Been a while since I've done that. Just taking a look around, cataloging the physical surroundings, finding them a jumbled mess that would make Marie Kondo faint. The contents of my mind weren't better off either. A Gordian knot of tangled plans, unresolved business, and exasperating indecision.
At this time of night, my stomach was empty and my mind full. Too full. By the candle light, I started writing on my legal pad.
Page after page, I pinned my thoughts down, nailing them to the paper like an archer pinning an apple to a target behind it with his arrow, just barely missing the person, standing there with gritted teeth. There were so many thoughts-apples in fact, it felt like I was the archer in an orchard.

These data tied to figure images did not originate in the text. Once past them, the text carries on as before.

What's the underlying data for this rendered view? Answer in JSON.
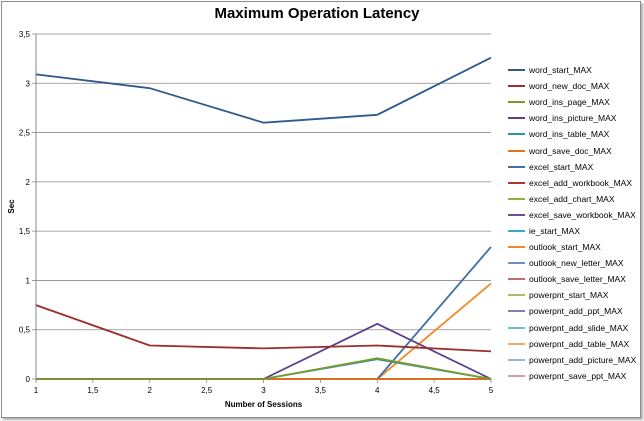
{
  "chart_data": {
    "type": "line",
    "title": "Maximum Operation Latency",
    "xlabel": "Number of Sessions",
    "ylabel": "Sec",
    "xlim": [
      1,
      5
    ],
    "ylim": [
      0,
      3.5
    ],
    "x_ticks": [
      "1",
      "1,5",
      "2",
      "2,5",
      "3",
      "3,5",
      "4",
      "4,5",
      "5"
    ],
    "y_ticks": [
      "0",
      "0,5",
      "1",
      "1,5",
      "2",
      "2,5",
      "3",
      "3,5"
    ],
    "grid": "horizontal",
    "legend_position": "right",
    "x": [
      1,
      2,
      3,
      4,
      5
    ],
    "series": [
      {
        "name": "word_start_MAX",
        "color": "#2e5a8c",
        "values": [
          3.09,
          2.95,
          2.6,
          2.68,
          3.26
        ]
      },
      {
        "name": "word_new_doc_MAX",
        "color": "#9b2d2a",
        "values": [
          0.75,
          0.34,
          0.31,
          0.34,
          0.28
        ]
      },
      {
        "name": "word_ins_page_MAX",
        "color": "#7c9a2e",
        "values": [
          0,
          0,
          0,
          0.21,
          0
        ]
      },
      {
        "name": "word_ins_picture_MAX",
        "color": "#5b3f8c",
        "values": [
          0,
          0,
          0,
          0.56,
          0
        ]
      },
      {
        "name": "word_ins_table_MAX",
        "color": "#2f93a8",
        "values": [
          0,
          0,
          0,
          0.2,
          0
        ]
      },
      {
        "name": "word_save_doc_MAX",
        "color": "#e0761c",
        "values": [
          0,
          0,
          0,
          0,
          0
        ]
      },
      {
        "name": "excel_start_MAX",
        "color": "#3f6fa8",
        "values": [
          null,
          null,
          null,
          0,
          1.34
        ]
      },
      {
        "name": "excel_add_workbook_MAX",
        "color": "#b03530",
        "values": [
          0,
          0,
          0,
          0,
          0
        ]
      },
      {
        "name": "excel_add_chart_MAX",
        "color": "#8fb03a",
        "values": [
          0,
          0,
          0,
          0,
          0
        ]
      },
      {
        "name": "excel_save_workbook_MAX",
        "color": "#6a4f9c",
        "values": [
          0,
          0,
          0,
          0,
          0
        ]
      },
      {
        "name": "ie_start_MAX",
        "color": "#3aa8c8",
        "values": [
          0,
          0,
          0,
          0,
          0
        ]
      },
      {
        "name": "outlook_start_MAX",
        "color": "#f08a2a",
        "values": [
          null,
          null,
          null,
          0,
          0.97
        ]
      },
      {
        "name": "outlook_new_letter_MAX",
        "color": "#6c8fc4",
        "values": [
          0,
          0,
          0,
          0,
          0
        ]
      },
      {
        "name": "outlook_save_letter_MAX",
        "color": "#c86a66",
        "values": [
          0,
          0,
          0,
          0,
          0
        ]
      },
      {
        "name": "powerpnt_start_MAX",
        "color": "#a8c060",
        "values": [
          0,
          0,
          0,
          0,
          0
        ]
      },
      {
        "name": "powerpnt_add_ppt_MAX",
        "color": "#8c7ab4",
        "values": [
          0,
          0,
          0,
          0,
          0
        ]
      },
      {
        "name": "powerpnt_add_slide_MAX",
        "color": "#6cc0d4",
        "values": [
          0,
          0,
          0,
          0,
          0
        ]
      },
      {
        "name": "powerpnt_add_table_MAX",
        "color": "#f4a864",
        "values": [
          0,
          0,
          0,
          0,
          0
        ]
      },
      {
        "name": "powerpnt_add_picture_MAX",
        "color": "#9cb4dc",
        "values": [
          0,
          0,
          0,
          0,
          0
        ]
      },
      {
        "name": "powerpnt_save_ppt_MAX",
        "color": "#dc9c9c",
        "values": [
          0,
          0,
          0,
          0,
          0
        ]
      }
    ]
  }
}
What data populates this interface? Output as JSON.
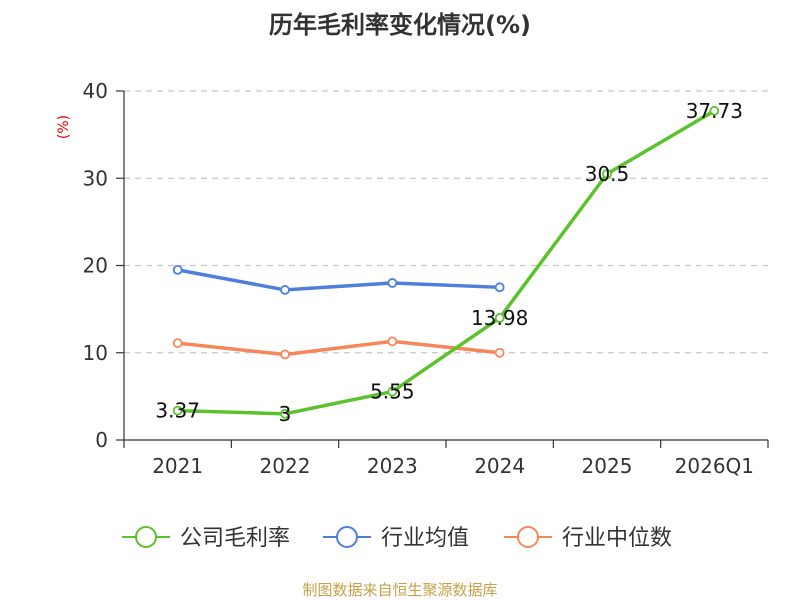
{
  "chart_data": {
    "type": "line",
    "title": "历年毛利率变化情况(%)",
    "ylabel": "(%)",
    "xlabel": "",
    "categories": [
      "2021",
      "2022",
      "2023",
      "2024",
      "2025",
      "2026Q1"
    ],
    "ylim": [
      0,
      40
    ],
    "yticks": [
      0,
      10,
      20,
      30,
      40
    ],
    "grid": true,
    "legend_position": "bottom",
    "series": [
      {
        "name": "公司毛利率",
        "color": "#5cc22b",
        "values": [
          3.37,
          3,
          5.55,
          13.98,
          30.5,
          37.73
        ],
        "labels": [
          "3.37",
          "3",
          "5.55",
          "13.98",
          "30.5",
          "37.73"
        ]
      },
      {
        "name": "行业均值",
        "color": "#4f7fdc",
        "values": [
          19.5,
          17.2,
          18.0,
          17.5,
          null,
          null
        ],
        "labels": []
      },
      {
        "name": "行业中位数",
        "color": "#f5875a",
        "values": [
          11.1,
          9.8,
          11.3,
          10.0,
          null,
          null
        ],
        "labels": []
      }
    ]
  },
  "source": "制图数据来自恒生聚源数据库"
}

It took a while, but eventually my mind stilled. I had my thoughts in front of me. And what a mess they were.
But as I stared at them, I started to see what mattered and what needed to change.
It was strange. The lamps outside were out, and it was so late that my solitary candle was the only light visible in the vicinity. Yet, I saw more clearly than I had in months. Like that candle, a flame of possibility and hope burst alight in my mind. I could finally see a glimpse of a different future. A new beginning.
In the case of that night and my personal Gordian knot, the pen proved to be the sword I needed.